Comment les livres numériques et les livres audio élargissent l’offre en littérature arabe

  • Si de nombreux lecteurs arabes préfèrent le livre imprimé, d'autres affirment que les livres électroniques et les livres audio permettent de gagner du temps, de l'espace et de l'argent
  • La croissance du marché de la littérature numérique se traduit par la production de 8 000 livres audio en langue arabe pour la seule année 2022

DUBAÏ: Avec les progrès de la technologie, les rats de bibliothèque trouvent davantage d'options pour consommer de la littérature qu'à travers les seuls mots imprimés. Bien que les livres électroniques en arabe soient beaucoup moins nombreux que ceux en anglais, les éditeurs et les traducteurs s'efforcent de combler ce vide.

En 2018, Amazon a annoncé la prise en charge de la langue arabe pour le lecteur électronique Kindle, ouvrant ainsi la porte de la littérature arabe à un public beaucoup plus large.
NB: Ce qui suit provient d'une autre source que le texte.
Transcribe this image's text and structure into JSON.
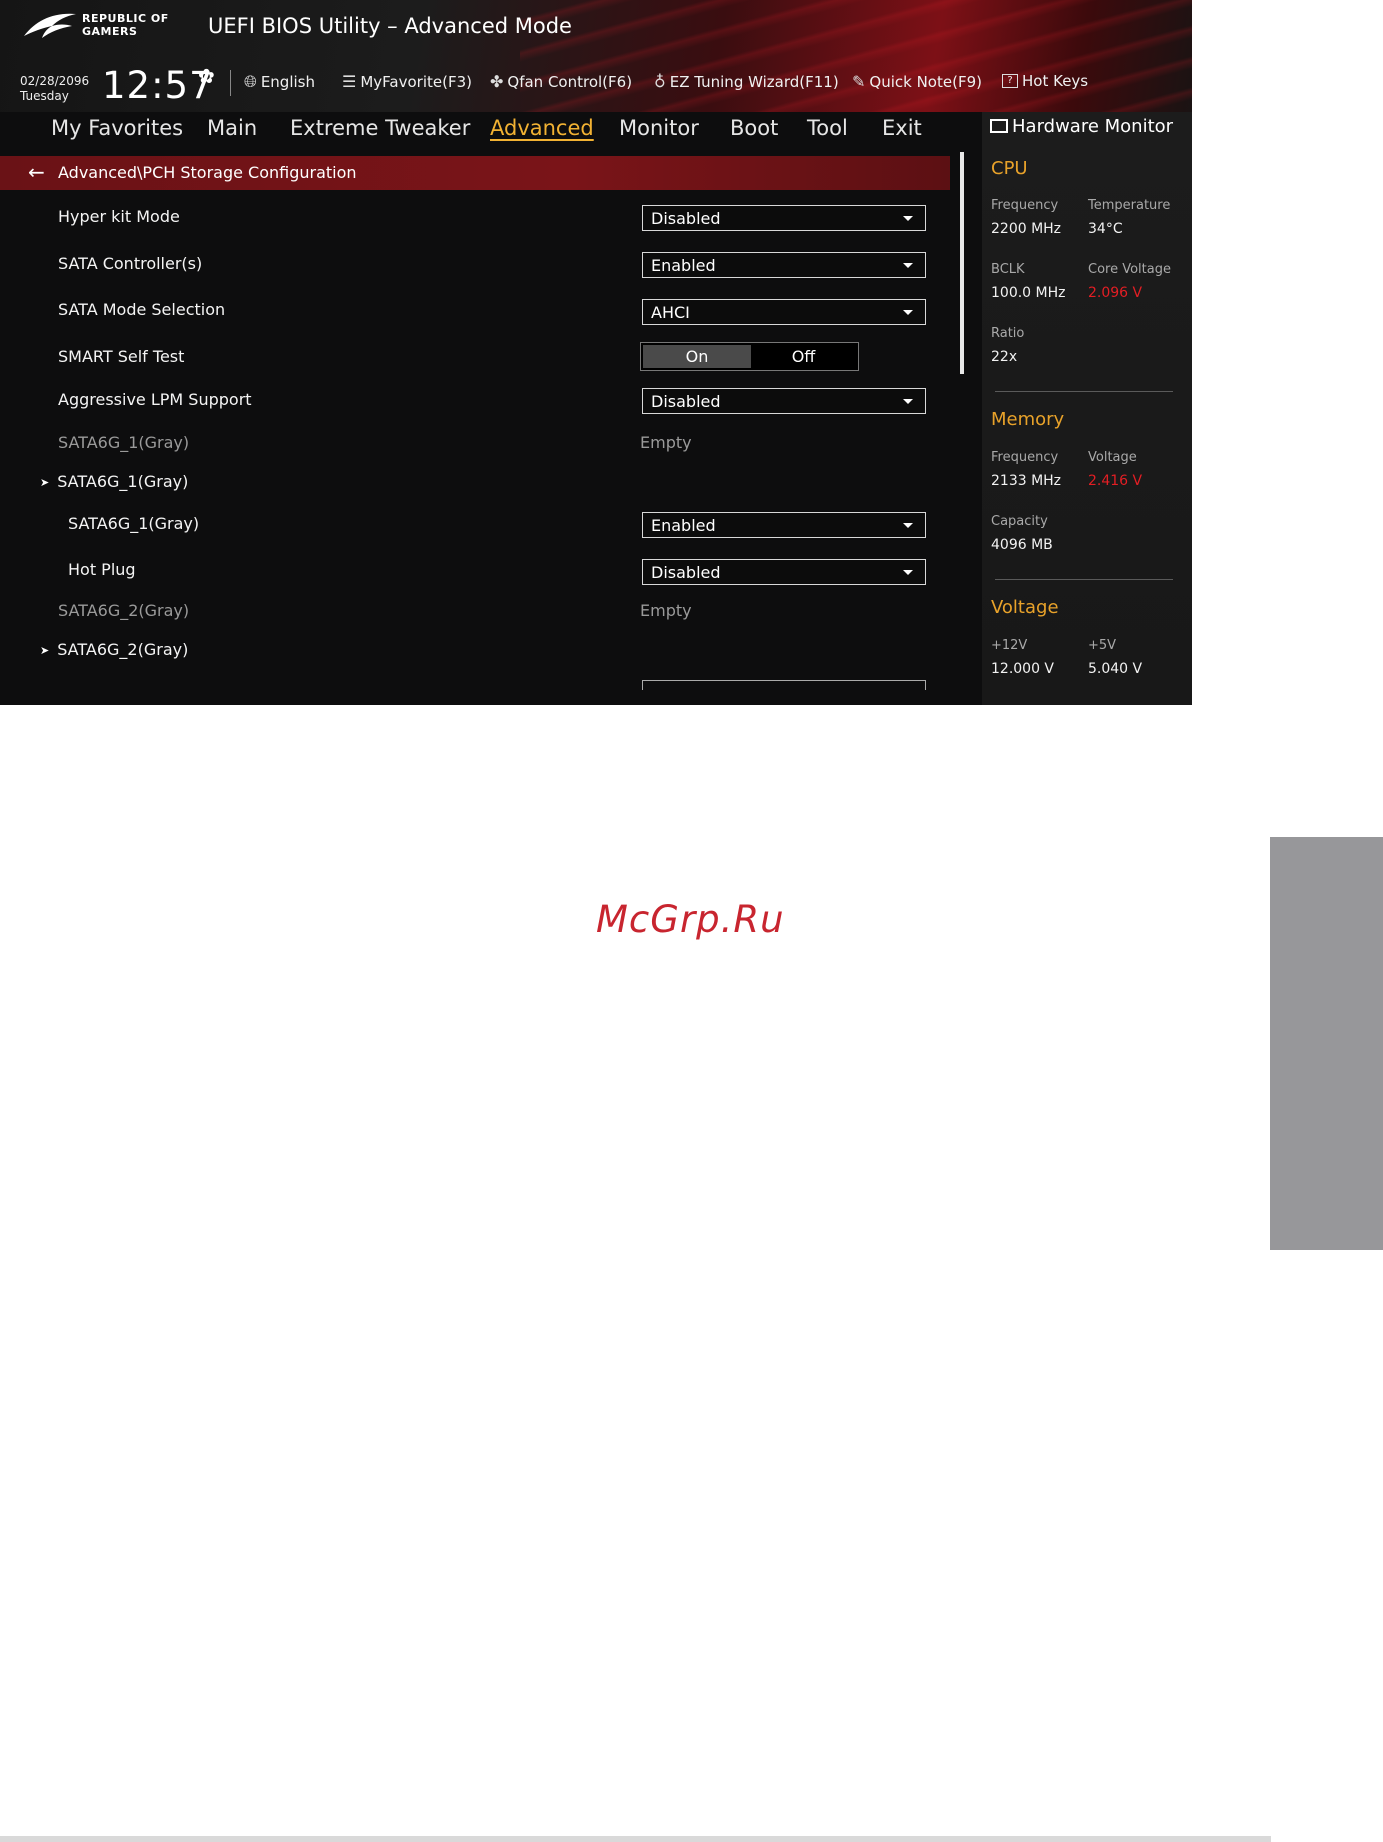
{
  "header": {
    "logo_text": "REPUBLIC OF GAMERS",
    "app_title": "UEFI BIOS Utility – Advanced Mode",
    "date": "02/28/2096",
    "day": "Tuesday",
    "time": "12:57",
    "toolbar": [
      {
        "label": "English",
        "icon": "globe-icon"
      },
      {
        "label": "MyFavorite(F3)",
        "icon": "favorite-list-icon"
      },
      {
        "label": "Qfan Control(F6)",
        "icon": "fan-icon"
      },
      {
        "label": "EZ Tuning Wizard(F11)",
        "icon": "lightbulb-icon"
      },
      {
        "label": "Quick Note(F9)",
        "icon": "note-icon"
      },
      {
        "label": "Hot Keys",
        "icon": "question-box-icon"
      }
    ]
  },
  "nav": {
    "tabs": [
      "My Favorites",
      "Main",
      "Extreme Tweaker",
      "Advanced",
      "Monitor",
      "Boot",
      "Tool",
      "Exit"
    ],
    "active": "Advanced"
  },
  "breadcrumb": "Advanced\\PCH Storage Configuration",
  "settings": [
    {
      "label": "Hyper kit Mode",
      "value": "Disabled"
    },
    {
      "label": "SATA Controller(s)",
      "value": "Enabled"
    },
    {
      "label": "SATA Mode Selection",
      "value": "AHCI"
    },
    {
      "label": "SMART Self Test",
      "toggle_on": "On",
      "toggle_off": "Off",
      "selected": "On"
    },
    {
      "label": "Aggressive LPM Support",
      "value": "Disabled"
    },
    {
      "label": "SATA6G_1(Gray)",
      "status": "Empty"
    },
    {
      "label": "SATA6G_1(Gray)"
    },
    {
      "label": "SATA6G_1(Gray)",
      "value": "Enabled"
    },
    {
      "label": "Hot Plug",
      "value": "Disabled"
    },
    {
      "label": "SATA6G_2(Gray)",
      "status": "Empty"
    },
    {
      "label": "SATA6G_2(Gray)"
    }
  ],
  "hardware_monitor": {
    "title": "Hardware Monitor",
    "cpu": {
      "heading": "CPU",
      "frequency_label": "Frequency",
      "frequency": "2200 MHz",
      "temperature_label": "Temperature",
      "temperature": "34°C",
      "bclk_label": "BCLK",
      "bclk": "100.0 MHz",
      "core_voltage_label": "Core Voltage",
      "core_voltage": "2.096 V",
      "ratio_label": "Ratio",
      "ratio": "22x"
    },
    "memory": {
      "heading": "Memory",
      "frequency_label": "Frequency",
      "frequency": "2133 MHz",
      "voltage_label": "Voltage",
      "voltage": "2.416 V",
      "capacity_label": "Capacity",
      "capacity": "4096 MB"
    },
    "voltage": {
      "heading": "Voltage",
      "v12_label": "+12V",
      "v12": "12.000 V",
      "v5_label": "+5V",
      "v5": "5.040 V"
    }
  },
  "watermark": "McGrp.Ru",
  "colors": {
    "accent_active_tab": "#f2b233",
    "section_heading": "#e8a22a",
    "warning_value": "#e31e24",
    "breadcrumb_bar": "#7a1418",
    "watermark": "#c8252f",
    "side_tab": "#97979a"
  }
}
Qu'il s'agisse de romans, de livres de développement personnel, de biographies ou de poésie, un nombre croissant d'Arabes trouvent dans les livres électroniques et les livres audio des moyens abordables d'acquérir des connaissances. Pourtant, la lecture d'un livre imprimé reste l'option préférée de la grande majorité d'entre eux.

«Honnêtement, je ne crois pas qu'il y ait un problème de lecture de livres dans la région arabe comme certains pourraient le penser, autant qu'il y a un problème de vente de livres», a déclaré à Arab News, Salah Chebaro, PDG de Neelwafurat, basé à Beyrouth.

Neelwafurat, l'une des plus grandes librairies en ligne du monde arabe, est un mot qui fusionne les deux noms arabes du Nil et de l'Euphrate.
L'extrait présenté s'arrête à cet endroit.